The Green Mill Murder – Kerry Greenwood

Let’s see, what was my history with Miss Fisher before this book … I adore the Corinna Chapman series, and was surprised and impressed by Out of the Black Land, set in ancient Egypt. I did not, however, much enjoy the first Phryne Fisher novel, Cocaine Blues, for some reason. I think it was just discomfiture with the utterly unique and I-don’t-careness of Miss Fisher, and her way of breezing in, solving things, sleeping with any attractive man, and breezing out. Still, loving the author, I stocked up on all the books, and have been nabbing them as often as possible on Netgalley. Oh, and I have been loving the Australian TV series, which is QUITE different in some ways. Looking for something reliable and quick, I landed on The Green Mill Murder, and – sure enough. I’m a convert.
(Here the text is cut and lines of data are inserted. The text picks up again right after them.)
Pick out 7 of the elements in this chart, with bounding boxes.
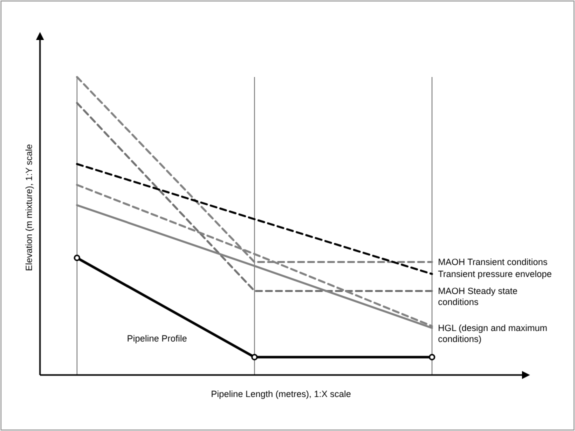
y-axis-title: Elevation (m mixture), 1:Y scale	[24, 144, 34, 271]
series-label: HGL (design and maximum conditions)	[438, 322, 548, 344]
x-axis-title: Pipeline Length (metres), 1:X scale	[210, 389, 352, 399]
series-label: Transient pressure envelope	[438, 268, 552, 279]
series-label: Pipeline Profile	[127, 333, 188, 344]
series-label: MAOH Steady state conditions	[438, 286, 518, 307]
series-label: MAOH Transient conditions	[438, 257, 548, 268]
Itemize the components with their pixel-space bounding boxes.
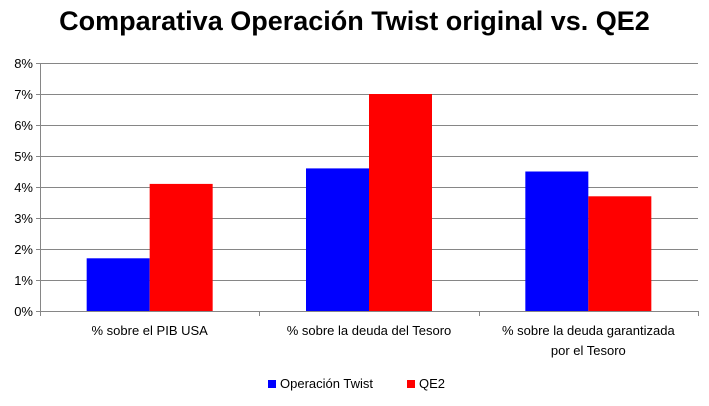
y-axis: 0% 1% 2% 3% 4% 5% 6% 7% 8% <box>14 56 41 319</box>
bar-qe2-2 <box>588 196 652 311</box>
bar-operacion-twist-0 <box>86 258 150 311</box>
x-category-label: % sobre la deuda garantizada <box>502 323 676 338</box>
x-category-label: por el Tesoro <box>551 343 626 358</box>
y-tick-label: 7% <box>14 87 33 102</box>
bar-operacion-twist-2 <box>525 171 589 311</box>
bar-operacion-twist-1 <box>306 168 369 311</box>
x-category-label: % sobre la deuda del Tesoro <box>287 323 452 338</box>
x-axis: % sobre el PIB USA % sobre la deuda del T… <box>40 311 699 358</box>
legend: Operación Twist QE2 <box>268 376 445 391</box>
chart-title: Comparativa Operación Twist original vs.… <box>59 6 650 36</box>
y-tick-label: 6% <box>14 118 33 133</box>
legend-label-qe2: QE2 <box>419 376 445 391</box>
y-tick-label: 8% <box>14 56 33 71</box>
x-category-label: % sobre el PIB USA <box>92 323 209 338</box>
bar-qe2-0 <box>149 183 213 311</box>
y-tick-label: 3% <box>14 211 33 226</box>
legend-label-operacion-twist: Operación Twist <box>280 376 373 391</box>
y-tick-label: 5% <box>14 149 33 164</box>
legend-swatch-qe2 <box>407 380 415 388</box>
y-tick-label: 1% <box>14 273 33 288</box>
bar-qe2-1 <box>369 94 432 311</box>
y-tick-label: 4% <box>14 180 33 195</box>
bars <box>86 94 652 311</box>
y-tick-label: 2% <box>14 242 33 257</box>
legend-swatch-operacion-twist <box>268 380 276 388</box>
y-tick-label: 0% <box>14 304 33 319</box>
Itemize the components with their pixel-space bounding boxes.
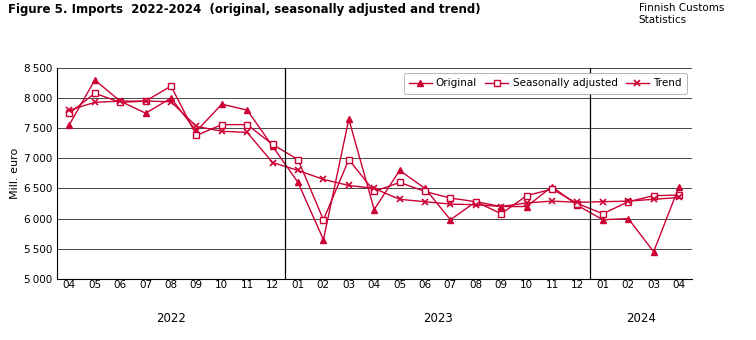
Trend	[624, 199, 633, 203]
Original	[446, 218, 455, 222]
Seasonally adjusted	[497, 212, 506, 216]
Seasonally adjusted	[649, 194, 658, 198]
Original	[649, 250, 658, 254]
Original	[624, 217, 633, 221]
Seasonally adjusted	[395, 181, 404, 185]
Trend	[141, 99, 150, 103]
Original	[573, 203, 582, 207]
Text: 2022: 2022	[156, 312, 186, 325]
Seasonally adjusted	[344, 157, 353, 162]
Line: Seasonally adjusted: Seasonally adjusted	[67, 83, 682, 223]
Trend	[217, 129, 226, 133]
Trend	[192, 124, 201, 129]
Original	[217, 102, 226, 106]
Seasonally adjusted	[192, 133, 201, 137]
Y-axis label: Mill. euro: Mill. euro	[10, 148, 20, 199]
Original	[166, 96, 175, 100]
Seasonally adjusted	[90, 91, 99, 95]
Original	[547, 185, 556, 189]
Original	[192, 129, 201, 133]
Original	[293, 181, 302, 185]
Trend	[674, 195, 683, 200]
Trend	[370, 186, 379, 190]
Original	[395, 168, 404, 172]
Trend	[547, 199, 556, 203]
Trend	[344, 183, 353, 187]
Seasonally adjusted	[319, 218, 328, 222]
Trend	[446, 202, 455, 206]
Text: 2023: 2023	[423, 312, 453, 325]
Trend	[420, 200, 429, 204]
Seasonally adjusted	[598, 212, 607, 216]
Trend	[522, 201, 531, 205]
Trend	[65, 108, 74, 112]
Seasonally adjusted	[522, 194, 531, 198]
Seasonally adjusted	[217, 123, 226, 127]
Trend	[293, 168, 302, 172]
Original	[471, 200, 480, 204]
Seasonally adjusted	[370, 189, 379, 193]
Seasonally adjusted	[471, 200, 480, 204]
Seasonally adjusted	[547, 187, 556, 191]
Original	[90, 78, 99, 82]
Trend	[598, 200, 607, 204]
Trend	[268, 160, 277, 165]
Text: Figure 5. Imports  2022-2024  (original, seasonally adjusted and trend): Figure 5. Imports 2022-2024 (original, s…	[8, 3, 480, 16]
Original	[141, 111, 150, 115]
Seasonally adjusted	[420, 189, 429, 193]
Trend	[649, 197, 658, 201]
Seasonally adjusted	[268, 142, 277, 147]
Trend	[471, 203, 480, 207]
Seasonally adjusted	[243, 123, 252, 127]
Trend	[319, 177, 328, 182]
Text: Finnish Customs
Statistics: Finnish Customs Statistics	[639, 3, 724, 25]
Seasonally adjusted	[166, 84, 175, 88]
Original	[65, 123, 74, 127]
Trend	[243, 131, 252, 135]
Seasonally adjusted	[141, 99, 150, 103]
Original	[243, 108, 252, 112]
Trend	[166, 100, 175, 104]
Seasonally adjusted	[293, 157, 302, 162]
Original	[522, 204, 531, 208]
Seasonally adjusted	[116, 100, 125, 104]
Original	[344, 117, 353, 121]
Original	[370, 207, 379, 211]
Original	[319, 238, 328, 242]
Original	[674, 185, 683, 189]
Original	[420, 186, 429, 190]
Seasonally adjusted	[674, 193, 683, 197]
Seasonally adjusted	[446, 196, 455, 200]
Original	[116, 99, 125, 103]
Trend	[497, 204, 506, 208]
Trend	[116, 99, 125, 103]
Seasonally adjusted	[624, 200, 633, 204]
Original	[268, 144, 277, 148]
Legend: Original, Seasonally adjusted, Trend: Original, Seasonally adjusted, Trend	[404, 73, 686, 94]
Original	[497, 204, 506, 208]
Line: Trend: Trend	[67, 98, 682, 209]
Original	[598, 218, 607, 222]
Trend	[573, 200, 582, 204]
Trend	[395, 197, 404, 201]
Trend	[90, 100, 99, 104]
Text: 2024: 2024	[626, 312, 656, 325]
Line: Original: Original	[67, 77, 682, 254]
Seasonally adjusted	[573, 202, 582, 206]
Seasonally adjusted	[65, 111, 74, 115]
Phryne Fisher is marvellous.

Kerry Greenwood, too.

I have to get this out of the way first: I’ve not read the three books in between Cocaine and Green Mill, so I don’t know how the novels treat the relationship between Miss Fisher and Robinson (“Call me Jack”), but in the TV series Jack doesn’t say “ain’t” and doesn’t use double negatives. This is not that Jack. That took some getting used to. I missed him. (I was also a bit startled by the appearance of a Mrs. Butler, but not in a bad way.)

And much as I enjoyed the episode based on this book, I’m kind of happy to say I enjoyed the book more. Characters’ motivations were clearer, and the extra time I got to spend with them was appreciated. And there was no wombat in the episode.

The adventure into the Australian Alps and Phryne’s time there (note the tap-dancing to avoid spoilers) were wonderful. “I’ve got a dog and a horse and all the silence in the world.” I want that … I really want that, “Lovely and high and far away”.

Oh well.

I always seem to learn something from these books; the origins of the words “jazz” and “ragtime” here are nice little bonus tidbits. And I’d never heard of a baby car before – by heck, they were smaller than Mini Coopers, and much as I want one of those I’ve never been sure I’d feel safe in one.

It’s wonderful to have all those Phryne Fishers waiting for me.

The usual disclaimer: I received this book via Netgalley for review.